El niño es polizón del sueño.
En la noche sale de su escondite
y escudriña el cielo buscando
la constelación que desvele el secreto del mar.
Desenfundar la sábana de agua
y desposeer al miedo.
La urgencia de un corazón que bate sus alas de colibrí.
El niño descuartiza palabras
y descubre que en ellas
sólo late el silencio chorreando sangre.
Al quebrarse la pintura nieva sobre el parquet,
lo hace en pequeñas lascas
y no en estrellas de las que se dice no hay dos iguales.
El ladrillo es consistente y grita cuando horadan su carne,
aunque intente amordazarlo con su mano libre.

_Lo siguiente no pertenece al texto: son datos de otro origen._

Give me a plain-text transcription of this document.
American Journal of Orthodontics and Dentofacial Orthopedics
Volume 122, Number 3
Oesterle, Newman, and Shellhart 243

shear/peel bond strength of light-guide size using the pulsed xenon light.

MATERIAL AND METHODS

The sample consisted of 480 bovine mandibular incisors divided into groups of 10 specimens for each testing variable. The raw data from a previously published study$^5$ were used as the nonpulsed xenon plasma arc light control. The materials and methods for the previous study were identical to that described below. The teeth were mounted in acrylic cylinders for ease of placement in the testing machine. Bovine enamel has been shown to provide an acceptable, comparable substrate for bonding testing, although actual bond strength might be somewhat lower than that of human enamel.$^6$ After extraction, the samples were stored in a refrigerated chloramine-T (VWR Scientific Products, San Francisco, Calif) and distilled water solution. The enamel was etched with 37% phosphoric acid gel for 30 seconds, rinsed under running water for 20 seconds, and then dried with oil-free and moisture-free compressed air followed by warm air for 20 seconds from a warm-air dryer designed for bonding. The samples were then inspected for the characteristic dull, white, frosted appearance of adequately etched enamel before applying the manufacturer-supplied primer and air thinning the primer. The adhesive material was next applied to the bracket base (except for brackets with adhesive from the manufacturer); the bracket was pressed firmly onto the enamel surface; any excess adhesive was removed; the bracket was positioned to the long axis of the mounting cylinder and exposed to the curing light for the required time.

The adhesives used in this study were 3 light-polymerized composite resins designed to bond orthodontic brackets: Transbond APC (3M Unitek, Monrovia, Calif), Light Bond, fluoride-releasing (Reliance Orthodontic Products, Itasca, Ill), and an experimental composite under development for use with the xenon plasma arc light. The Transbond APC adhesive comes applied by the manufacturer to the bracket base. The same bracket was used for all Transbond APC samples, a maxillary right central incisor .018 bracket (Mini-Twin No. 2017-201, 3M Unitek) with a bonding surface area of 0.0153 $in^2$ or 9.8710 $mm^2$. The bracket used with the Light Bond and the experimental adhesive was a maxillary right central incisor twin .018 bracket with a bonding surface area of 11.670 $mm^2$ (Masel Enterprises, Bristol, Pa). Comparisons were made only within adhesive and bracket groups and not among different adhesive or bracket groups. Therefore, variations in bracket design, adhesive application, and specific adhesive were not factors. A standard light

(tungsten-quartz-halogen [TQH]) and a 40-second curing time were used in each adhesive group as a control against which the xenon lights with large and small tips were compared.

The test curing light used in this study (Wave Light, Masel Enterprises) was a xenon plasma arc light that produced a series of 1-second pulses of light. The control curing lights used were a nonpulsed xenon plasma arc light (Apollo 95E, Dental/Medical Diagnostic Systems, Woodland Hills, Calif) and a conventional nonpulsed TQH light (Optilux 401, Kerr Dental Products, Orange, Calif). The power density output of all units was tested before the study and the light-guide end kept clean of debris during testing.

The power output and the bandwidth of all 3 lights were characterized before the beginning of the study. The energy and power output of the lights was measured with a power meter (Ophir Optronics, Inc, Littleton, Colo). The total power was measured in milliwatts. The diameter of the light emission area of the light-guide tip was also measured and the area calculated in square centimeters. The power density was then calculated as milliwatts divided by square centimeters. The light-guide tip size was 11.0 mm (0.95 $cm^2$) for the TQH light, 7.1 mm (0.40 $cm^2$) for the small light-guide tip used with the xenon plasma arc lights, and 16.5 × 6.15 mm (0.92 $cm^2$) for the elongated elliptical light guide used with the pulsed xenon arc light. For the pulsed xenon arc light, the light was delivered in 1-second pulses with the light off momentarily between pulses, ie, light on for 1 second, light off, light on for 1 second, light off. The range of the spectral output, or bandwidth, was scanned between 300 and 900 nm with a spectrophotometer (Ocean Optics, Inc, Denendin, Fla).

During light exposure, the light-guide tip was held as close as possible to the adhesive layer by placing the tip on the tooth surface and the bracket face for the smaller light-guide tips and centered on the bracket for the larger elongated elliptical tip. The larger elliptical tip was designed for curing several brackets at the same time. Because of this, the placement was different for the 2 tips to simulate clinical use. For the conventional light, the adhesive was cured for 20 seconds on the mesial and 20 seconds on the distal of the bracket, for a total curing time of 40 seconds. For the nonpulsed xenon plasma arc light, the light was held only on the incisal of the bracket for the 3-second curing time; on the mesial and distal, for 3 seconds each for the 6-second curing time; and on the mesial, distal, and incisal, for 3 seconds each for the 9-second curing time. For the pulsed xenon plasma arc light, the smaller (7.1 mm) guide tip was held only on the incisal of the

El padre se lo lleva a rastras, tironeándole del brazo,
y encierra sus herramientas bajo llave.
El niño llora inconsolable porque no puede socorrer
al león que ruge en la tubería,
y teme que acabe por morir de hambre y sed.
En días sucesivos ausculta pacientemente
con la oreja pegada a la pared.
Sólo puede distinguir su respiración acompasada.
El león permanece
dormido.
Cada tarde al regresar de la escuela
consigue que la abuela se pare frente a la obra.
Le gusta ver los esqueletos,
su evolución,
cómo lentamente se recubren las rótulas de carne.
Cuando las cuencas, hoy vacías, de los innumerables ojos
comiencen a reflejar las nubes,
el edificio estará vivo.
Por encima de todo lo hipnotiza la marcha lenta
de las hormigoneras amarillas,
las enormes grúas que como viejos saurios
elevan sus cabezas sobre la ciudad.
Canta la beatitud del rayo de sol
el canario en su jaula.
Mientras su abuela pone la mesa en el comedor,
el niño, a hurtadillas, abre la cancilla.
Ha decidido liberarlo,
observar su vuelo a través de la ventana,
pero el enjambre de plumas revolviéndose en sus manos
lo detiene,
y con el gesto inclemente del dios
toma un lápiz que remolonea sobre el cuaderno
de su hermano,
y le traza un silencio en el pentagrama del pecho.
El aire vibra con la distensión
de la cuerda de una guitarra al romperse.
El grito de su abuela le acuchilla los párpados.
En su puño sólo late el silencio chorreando sangre.